Falling From Earth (Arabic: و على الأرض السماﺀ - wa-ala el ard el sama'a) is a 2007 Lebanese film written, produced and directed by Chadi Zeneddine. The film premiered on December 13, 2007, at the Dubai International Film Festival. It was running for the Muhr award

Falling From Earth is Zeneddine's first feature film.

==Synopsis==

Set within a damaged building, the story centers on Youssef and his collection of photographs depicting happy individuals. The narrative explores the juxtaposition between these images and the reality of a city scarred by time and war, specifically focusing on the atmosphere of modern Beirut.

==Director's Statement==
I started shooting the film 3 years ago with a crew of mostly first-timers.
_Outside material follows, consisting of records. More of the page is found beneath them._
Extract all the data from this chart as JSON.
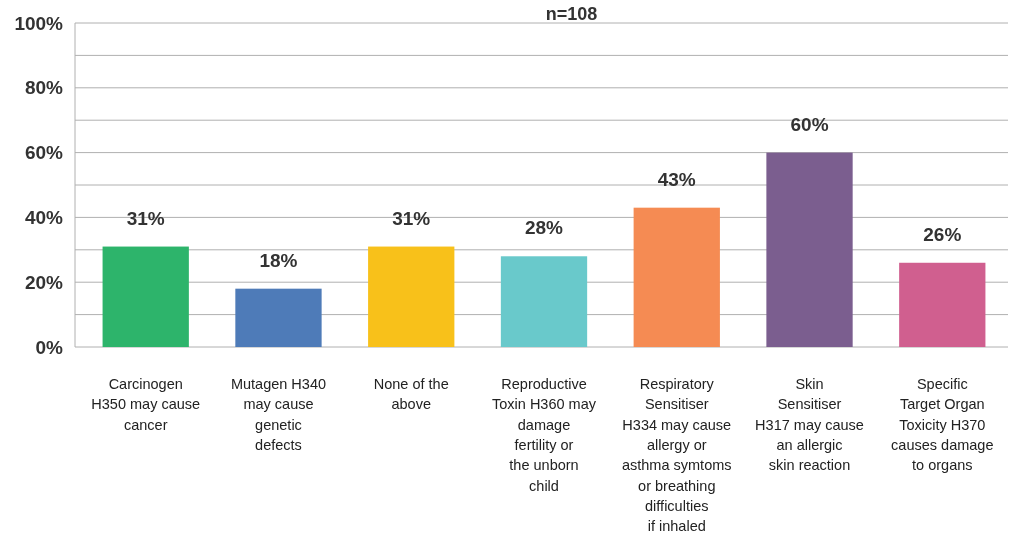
{
  "chart_data": {
    "type": "bar",
    "title": "n=108",
    "categories": [
      "Carcinogen H350 may cause cancer",
      "Mutagen H340 may cause genetic defects",
      "None of the above",
      "Reproductive Toxin H360 may damage fertility or the unborn child",
      "Respiratory Sensitiser H334 may cause allergy or asthma symtoms or breathing difficulties if inhaled",
      "Skin Sensitiser H317 may cause an allergic skin reaction",
      "Specific Target Organ Toxicity H370 causes damage to organs"
    ],
    "values": [
      31,
      18,
      31,
      28,
      43,
      60,
      26
    ],
    "value_labels": [
      "31%",
      "18%",
      "31%",
      "28%",
      "43%",
      "60%",
      "26%"
    ],
    "colors": [
      "#2db46b",
      "#4e7bb8",
      "#f8c11a",
      "#69c9cb",
      "#f58b53",
      "#7b5e8f",
      "#d05f8f"
    ],
    "ylim": [
      0,
      100
    ],
    "yticks": [
      {
        "value": 0,
        "label": "0%"
      },
      {
        "value": 10,
        "label": null
      },
      {
        "value": 20,
        "label": "20%"
      },
      {
        "value": 30,
        "label": null
      },
      {
        "value": 40,
        "label": "40%"
      },
      {
        "value": 50,
        "label": null
      },
      {
        "value": 60,
        "label": "60%"
      },
      {
        "value": 70,
        "label": null
      },
      {
        "value": 80,
        "label": "80%"
      },
      {
        "value": 90,
        "label": null
      },
      {
        "value": 100,
        "label": "100%"
      }
    ],
    "grid": "y"
  }
}
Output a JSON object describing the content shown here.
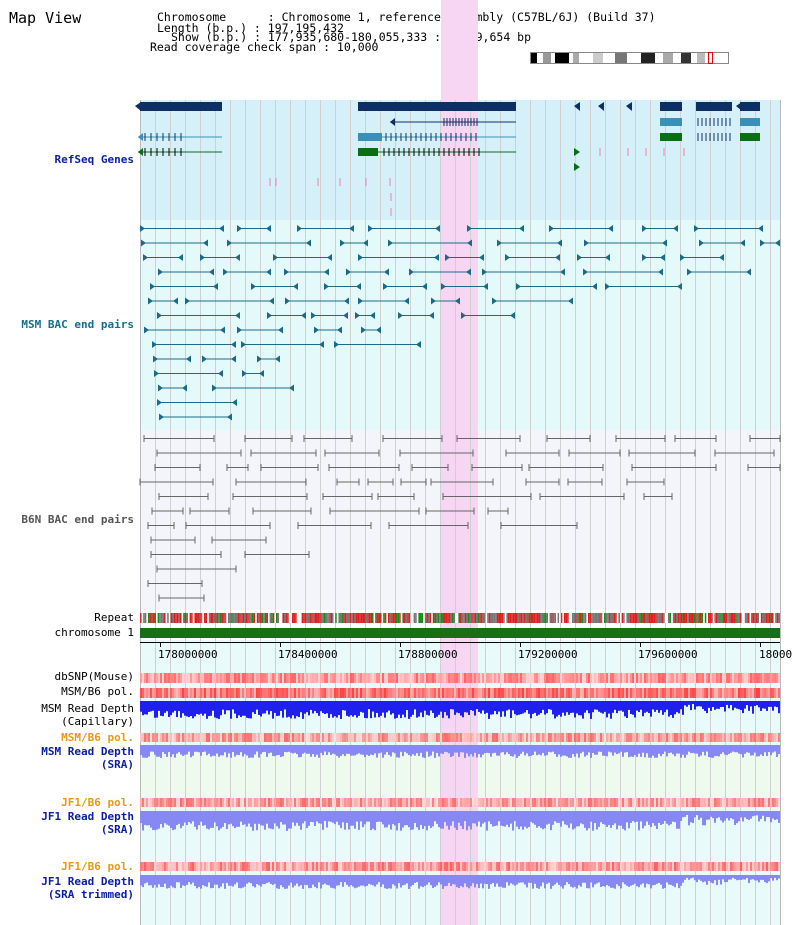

The film was interrupted several times and so I would continue shooting every six months for a couple of days; the financial strain was burdening.... and I was falling apart at times.
The project started with the internal fear and heaviness that I had felt due to post-war trauma after I returned to Beirut. It was in no way the physical war that had affected me: I had not lived it. But I could not ignore how mute and destroyed most of us are, despite the effort we put in denying and defying it all through our survival instincts.... but I also could not ignore that I was falling deep in love with the undying city. Some time later, when ‘another’ war broke out, I did remember the SOUND of it... It was haunting me everywhere I went, just like it does to the main character of the film: it has become our shadow and greatest enemy.
Through different chapters that somehow represent several key dates in the perpetual conflict(s), I watch my characters lost and voiceless turning around in circles, still searching or waiting for a ‘no way’ out... indeed a ‘no way’ out, for they are not fallen angels, they are simple humans FALLING FROM EARTH and craving to stay in Beirut, where angels are reborn...

==Cast==
- Rafik Ali Ahmad
- Carmen Lebbos
- Ammar Shalak
- Naya Salamé
- Yamen Sukkarieh
- Nicole Kamato
- Imad Creidi
- Christine Choueiri
- Pierre Dagher
- Ziad Said
- Amal Ftouni
- Georges Arbid

==Production==
The film original title was Waiting for ... Beirut.